JFC Jadi Aset Pariwisata Jawa Timur
Editor: Koko Triarko
JEMBER – Gelaran Jember Fashion Carnival (JFC) tahun depan akan mendapat dukungan penuh Pemerintah Provinsi Jawa Timur, karena JFC telah dijadikan sebagai salah satu iven bertaraf internasional.
“Akan terus menemani penyelenggaraan JFC, agar makin menjadi hebat,” kata Sinarto, Kepala Dinas Pariwisata Provinsi Jawa Timur Sinarto, saat menyaksikan Wonderful Artchipelago Carnival Indonesia (WACI) di jalan Sudirman yang menjadi titik keberangkatan defile WACI, Sabtu (3/8/2019) sore.
Sinarto juga mengucapkan terima kasih kepada almarhum Dynand Fariz (pendiri JFC) yang mampu meningkatkan derajat kepariwisataan Provinsi Jawa Timur ke taraf Internasional melalui JFC. Selain itu, Sinarto juga memberi apresiasi atas pergelaran WACI yang telah menjadi satu agenda yang menambah kehebatan JFC, untuk menampung para kreator dan juga kreasi anak-anak muda yang cerdas.

“Banyak yang sudah dilakukan Kabupaten Jember untuk Jawa Timur dan Indonesia, agar wisatawan makin meningkat, dan semoga dengan adanya produk JFC WACI ini, bruto daerah Jatim makin meningkat,” ujarnya.

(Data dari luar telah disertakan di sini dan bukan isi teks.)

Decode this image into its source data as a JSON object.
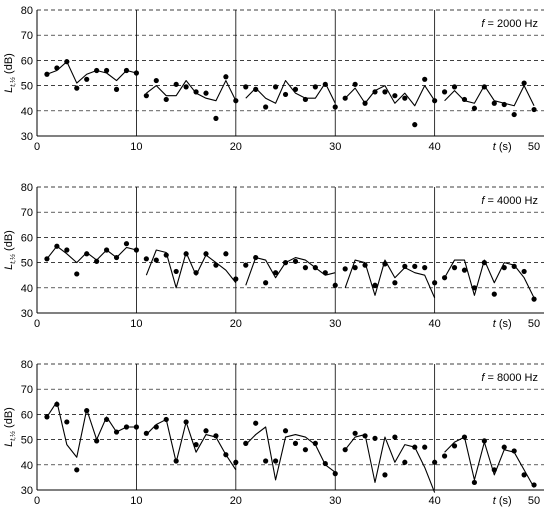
{
  "chart_data": [
    {
      "type": "scatter",
      "panel_label": "f = 2000 Hz",
      "annotation_parts": {
        "var": "f",
        "rest": " = 2000 Hz"
      },
      "ylabel_parts": {
        "main": "L",
        "sub": "t,½",
        "unit": " (dB)"
      },
      "xlabel": "t (s)",
      "xlim": [
        0,
        51
      ],
      "ylim": [
        30,
        80
      ],
      "xticks": [
        0,
        10,
        20,
        30,
        40,
        50
      ],
      "yticks": [
        30,
        40,
        50,
        60,
        70,
        80
      ],
      "grid": "horizontal-dashed",
      "segment_boundaries": [
        10,
        20,
        30,
        40
      ],
      "series": [
        {
          "kind": "points",
          "x": [
            1,
            2,
            3,
            4,
            5,
            6,
            7,
            8,
            9,
            10,
            11,
            12,
            13,
            14,
            15,
            16,
            17,
            18,
            19,
            20,
            21,
            22,
            23,
            24,
            25,
            26,
            27,
            28,
            29,
            30,
            31,
            32,
            33,
            34,
            35,
            36,
            37,
            38,
            39,
            40,
            41,
            42,
            43,
            44,
            45,
            46,
            47,
            48,
            49,
            50
          ],
          "y": [
            54.5,
            57,
            59.5,
            49,
            52.5,
            56,
            56,
            48.5,
            56,
            55,
            46,
            52,
            44.5,
            50.5,
            49.5,
            47.5,
            47,
            37,
            53.5,
            44,
            49.5,
            48.5,
            41.5,
            49.5,
            46.5,
            48.5,
            44.5,
            49.5,
            50.5,
            41.5,
            45,
            50.5,
            43,
            47.5,
            47.5,
            46,
            45,
            34.5,
            52.5,
            44,
            47.5,
            49.5,
            44.5,
            41,
            49.5,
            43,
            42.5,
            38.5,
            51,
            40.5
          ]
        },
        {
          "kind": "line",
          "segments": [
            {
              "x": [
                1,
                2,
                3,
                4,
                5,
                6,
                7,
                8,
                9,
                10
              ],
              "y": [
                54.5,
                56,
                59.5,
                51,
                54.5,
                56,
                55,
                52,
                56,
                55
              ]
            },
            {
              "x": [
                11,
                12,
                13,
                14,
                15,
                16,
                17,
                18,
                19,
                20
              ],
              "y": [
                47,
                50,
                46,
                46,
                52,
                47,
                45,
                44,
                52,
                44
              ]
            },
            {
              "x": [
                21,
                22,
                23,
                24,
                25,
                26,
                27,
                28,
                29,
                30
              ],
              "y": [
                45,
                49,
                45,
                43,
                52,
                47,
                45,
                45,
                51,
                43
              ]
            },
            {
              "x": [
                31,
                32,
                33,
                34,
                35,
                36,
                37,
                38,
                39,
                40
              ],
              "y": [
                45,
                49,
                43,
                48,
                50,
                43,
                47,
                42,
                50,
                44
              ]
            },
            {
              "x": [
                41,
                42,
                43,
                44,
                45,
                46,
                47,
                48,
                49,
                50
              ],
              "y": [
                44,
                48,
                44,
                43,
                50,
                44,
                43,
                42,
                50,
                42
              ]
            }
          ]
        }
      ]
    },
    {
      "type": "scatter",
      "panel_label": "f = 4000 Hz",
      "annotation_parts": {
        "var": "f",
        "rest": " = 4000 Hz"
      },
      "ylabel_parts": {
        "main": "L",
        "sub": "t,½",
        "unit": " (dB)"
      },
      "xlabel": "t (s)",
      "xlim": [
        0,
        51
      ],
      "ylim": [
        30,
        80
      ],
      "xticks": [
        0,
        10,
        20,
        30,
        40,
        50
      ],
      "yticks": [
        30,
        40,
        50,
        60,
        70,
        80
      ],
      "grid": "horizontal-dashed",
      "segment_boundaries": [
        10,
        20,
        30,
        40
      ],
      "series": [
        {
          "kind": "points",
          "x": [
            1,
            2,
            3,
            4,
            5,
            6,
            7,
            8,
            9,
            10,
            11,
            12,
            13,
            14,
            15,
            16,
            17,
            18,
            19,
            20,
            21,
            22,
            23,
            24,
            25,
            26,
            27,
            28,
            29,
            30,
            31,
            32,
            33,
            34,
            35,
            36,
            37,
            38,
            39,
            40,
            41,
            42,
            43,
            44,
            45,
            46,
            47,
            48,
            49,
            50
          ],
          "y": [
            51.5,
            56.5,
            55,
            45.5,
            53.5,
            50.5,
            55,
            52,
            57.5,
            55,
            51.5,
            51,
            53,
            46.5,
            53.5,
            46,
            53.5,
            49,
            53.5,
            43.5,
            49,
            52,
            42,
            46,
            50,
            50.5,
            48,
            48,
            46,
            41,
            47.5,
            48,
            49,
            41,
            49.5,
            42,
            48.5,
            48.5,
            48,
            42,
            44,
            48,
            47,
            40,
            50,
            37.5,
            48,
            48.5,
            46.5,
            35.5
          ]
        },
        {
          "kind": "line",
          "segments": [
            {
              "x": [
                1,
                2,
                3,
                4,
                5,
                6,
                7,
                8,
                9,
                10
              ],
              "y": [
                51.5,
                56.5,
                53.5,
                50,
                54,
                51,
                55,
                52,
                56,
                55
              ]
            },
            {
              "x": [
                11,
                12,
                13,
                14,
                15,
                16,
                17,
                18,
                19,
                20
              ],
              "y": [
                45,
                55,
                54,
                40,
                54,
                45,
                53,
                50,
                47,
                42
              ]
            },
            {
              "x": [
                21,
                22,
                23,
                24,
                25,
                26,
                27,
                28,
                29,
                30
              ],
              "y": [
                41,
                52,
                51,
                44,
                50,
                52,
                51,
                48,
                45,
                46
              ]
            },
            {
              "x": [
                31,
                32,
                33,
                34,
                35,
                36,
                37,
                38,
                39,
                40
              ],
              "y": [
                40,
                51,
                50,
                37,
                51,
                44,
                48,
                46,
                45,
                36
              ]
            },
            {
              "x": [
                41,
                42,
                43,
                44,
                45,
                46,
                47,
                48,
                49,
                50
              ],
              "y": [
                44,
                51,
                51,
                37,
                51,
                42,
                50,
                49,
                44,
                36
              ]
            }
          ]
        }
      ]
    },
    {
      "type": "scatter",
      "panel_label": "f = 8000 Hz",
      "annotation_parts": {
        "var": "f",
        "rest": " = 8000 Hz"
      },
      "ylabel_parts": {
        "main": "L",
        "sub": "t,½",
        "unit": " (dB)"
      },
      "xlabel": "t (s)",
      "xlim": [
        0,
        51
      ],
      "ylim": [
        30,
        80
      ],
      "xticks": [
        0,
        10,
        20,
        30,
        40,
        50
      ],
      "yticks": [
        30,
        40,
        50,
        60,
        70,
        80
      ],
      "grid": "horizontal-dashed",
      "segment_boundaries": [
        10,
        20,
        30,
        40
      ],
      "series": [
        {
          "kind": "points",
          "x": [
            1,
            2,
            3,
            4,
            5,
            6,
            7,
            8,
            9,
            10,
            11,
            12,
            13,
            14,
            15,
            16,
            17,
            18,
            19,
            20,
            21,
            22,
            23,
            24,
            25,
            26,
            27,
            28,
            29,
            30,
            31,
            32,
            33,
            34,
            35,
            36,
            37,
            38,
            39,
            40,
            41,
            42,
            43,
            44,
            45,
            46,
            47,
            48,
            49,
            50
          ],
          "y": [
            59,
            64,
            57,
            38,
            61.5,
            49.5,
            58,
            53,
            55,
            55,
            52.5,
            55,
            58,
            41.5,
            57,
            48,
            53.5,
            51.5,
            44,
            41,
            48.5,
            56.5,
            41.5,
            41.5,
            53.5,
            48.5,
            46,
            48.5,
            40.5,
            36.5,
            46,
            52.5,
            51.5,
            50.5,
            36,
            51,
            41,
            47,
            47,
            41,
            43.5,
            47.5,
            51,
            33,
            49.5,
            38,
            47,
            45.5,
            36,
            32
          ]
        },
        {
          "kind": "line",
          "segments": [
            {
              "x": [
                1,
                2,
                3,
                4,
                5,
                6,
                7,
                8,
                9,
                10
              ],
              "y": [
                59,
                65,
                48,
                43,
                62,
                50,
                59,
                53,
                55,
                55
              ]
            },
            {
              "x": [
                11,
                12,
                13,
                14,
                15,
                16,
                17,
                18,
                19,
                20
              ],
              "y": [
                52,
                56,
                58,
                41,
                57,
                45,
                52,
                51,
                44,
                38
              ]
            },
            {
              "x": [
                21,
                22,
                23,
                24,
                25,
                26,
                27,
                28,
                29,
                30
              ],
              "y": [
                48,
                52,
                55,
                34,
                51,
                52,
                51,
                48,
                40,
                37
              ]
            },
            {
              "x": [
                31,
                32,
                33,
                34,
                35,
                36,
                37,
                38,
                39,
                40
              ],
              "y": [
                46,
                51,
                52,
                33,
                51,
                41,
                48,
                47,
                39,
                29
              ]
            },
            {
              "x": [
                41,
                42,
                43,
                44,
                45,
                46,
                47,
                48,
                49,
                50
              ],
              "y": [
                45,
                49,
                51,
                34,
                49,
                36,
                46,
                45,
                38,
                31
              ]
            }
          ]
        }
      ]
    }
  ]
}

WACI merupakan rangkaian JFC International Event (JIE) yang digelar di hari ke tiga. WACI menampilkan fesyen dari berbagai daerah di nusantara.
Dalam kesempatan berbeda, David Susilo, Sekjen Asosiasi Karnaval Indonesia (AKARI) mengungkapkan rasa bangganya atas gelaran JFC tahun ini.

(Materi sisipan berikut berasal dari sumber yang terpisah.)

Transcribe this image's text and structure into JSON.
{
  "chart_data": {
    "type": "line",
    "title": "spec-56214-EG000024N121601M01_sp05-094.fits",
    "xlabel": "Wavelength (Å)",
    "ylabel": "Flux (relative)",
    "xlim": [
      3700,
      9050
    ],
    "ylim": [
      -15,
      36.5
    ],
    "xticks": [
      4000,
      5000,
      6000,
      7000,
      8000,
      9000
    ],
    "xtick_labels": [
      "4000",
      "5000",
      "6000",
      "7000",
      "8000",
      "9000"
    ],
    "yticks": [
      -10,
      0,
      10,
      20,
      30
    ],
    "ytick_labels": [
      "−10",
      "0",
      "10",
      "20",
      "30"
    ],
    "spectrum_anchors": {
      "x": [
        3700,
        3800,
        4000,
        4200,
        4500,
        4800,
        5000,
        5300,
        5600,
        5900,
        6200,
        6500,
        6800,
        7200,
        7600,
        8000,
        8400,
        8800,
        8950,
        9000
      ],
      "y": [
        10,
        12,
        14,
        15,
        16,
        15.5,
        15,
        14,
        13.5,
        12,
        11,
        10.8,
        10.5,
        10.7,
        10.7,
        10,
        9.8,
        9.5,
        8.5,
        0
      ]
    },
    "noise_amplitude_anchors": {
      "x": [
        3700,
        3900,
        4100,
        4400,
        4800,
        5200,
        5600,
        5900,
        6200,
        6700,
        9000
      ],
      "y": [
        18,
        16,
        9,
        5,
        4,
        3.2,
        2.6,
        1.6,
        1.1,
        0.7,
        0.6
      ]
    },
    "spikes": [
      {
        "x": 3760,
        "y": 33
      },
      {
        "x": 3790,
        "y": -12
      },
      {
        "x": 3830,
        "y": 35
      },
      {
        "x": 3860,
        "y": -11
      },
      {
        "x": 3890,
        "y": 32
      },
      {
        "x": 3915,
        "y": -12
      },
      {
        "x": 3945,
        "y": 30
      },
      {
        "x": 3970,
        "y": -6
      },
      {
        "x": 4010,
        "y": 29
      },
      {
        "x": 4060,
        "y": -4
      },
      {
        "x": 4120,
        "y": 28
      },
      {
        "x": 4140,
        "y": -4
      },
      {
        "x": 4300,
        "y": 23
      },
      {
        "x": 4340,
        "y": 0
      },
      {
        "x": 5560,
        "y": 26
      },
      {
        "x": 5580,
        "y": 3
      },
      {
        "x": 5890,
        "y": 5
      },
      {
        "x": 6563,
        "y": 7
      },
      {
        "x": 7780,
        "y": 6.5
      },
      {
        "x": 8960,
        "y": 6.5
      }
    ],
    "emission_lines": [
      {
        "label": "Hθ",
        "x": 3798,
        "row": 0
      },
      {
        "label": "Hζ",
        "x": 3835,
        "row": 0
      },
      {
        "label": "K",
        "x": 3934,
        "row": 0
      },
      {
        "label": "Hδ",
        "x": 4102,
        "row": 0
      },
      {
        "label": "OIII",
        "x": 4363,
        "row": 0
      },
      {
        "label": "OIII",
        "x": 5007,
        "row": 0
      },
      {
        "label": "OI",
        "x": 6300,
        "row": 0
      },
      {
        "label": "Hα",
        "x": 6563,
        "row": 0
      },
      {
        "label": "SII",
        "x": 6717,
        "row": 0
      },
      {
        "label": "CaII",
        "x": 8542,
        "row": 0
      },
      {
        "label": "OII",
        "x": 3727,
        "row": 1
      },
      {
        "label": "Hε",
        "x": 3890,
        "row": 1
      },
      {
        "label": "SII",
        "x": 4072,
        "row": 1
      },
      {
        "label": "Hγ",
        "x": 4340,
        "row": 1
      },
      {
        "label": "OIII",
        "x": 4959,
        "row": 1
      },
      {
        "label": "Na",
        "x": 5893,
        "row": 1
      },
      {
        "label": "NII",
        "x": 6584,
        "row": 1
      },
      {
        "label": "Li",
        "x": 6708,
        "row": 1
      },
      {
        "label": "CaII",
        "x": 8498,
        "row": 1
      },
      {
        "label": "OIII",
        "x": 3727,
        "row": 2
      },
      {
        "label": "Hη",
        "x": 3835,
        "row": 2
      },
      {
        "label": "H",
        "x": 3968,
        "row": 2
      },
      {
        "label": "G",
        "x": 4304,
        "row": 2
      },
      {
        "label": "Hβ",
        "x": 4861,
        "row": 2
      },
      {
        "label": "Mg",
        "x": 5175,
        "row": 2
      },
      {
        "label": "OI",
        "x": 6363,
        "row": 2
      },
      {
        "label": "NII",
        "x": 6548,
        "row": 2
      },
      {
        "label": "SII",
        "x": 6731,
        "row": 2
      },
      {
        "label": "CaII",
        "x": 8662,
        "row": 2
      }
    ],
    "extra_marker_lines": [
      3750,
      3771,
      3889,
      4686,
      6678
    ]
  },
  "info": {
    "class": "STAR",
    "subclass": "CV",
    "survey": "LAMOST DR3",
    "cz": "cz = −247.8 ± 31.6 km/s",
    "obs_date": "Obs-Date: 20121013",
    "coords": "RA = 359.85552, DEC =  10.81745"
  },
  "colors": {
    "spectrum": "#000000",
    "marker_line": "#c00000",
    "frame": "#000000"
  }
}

“Bergetar hati rasanya melihat JFC dapat melanjutkan perjuangan maestro karnaval Indonesia, Dynand Fariz, dan tema WACI ini adalah salah satu maha karya yang dihasilkannya,” ujar David.
David juga menjelaskan, WACI diikuti delapan kontingen. Kontingen Solo Batik Karnaval Provinsi Jawa Tengah, Kontingen Kabupaten Lombok Tengah, Cosplay Carnival 879 Gondanglegi, Kabupaten Nganjuk, Kabupaten Malang, Daerah Istimewa Yogyakarta P4TK Matematika, DKI Jakarta, dan Kabupaten Jepara.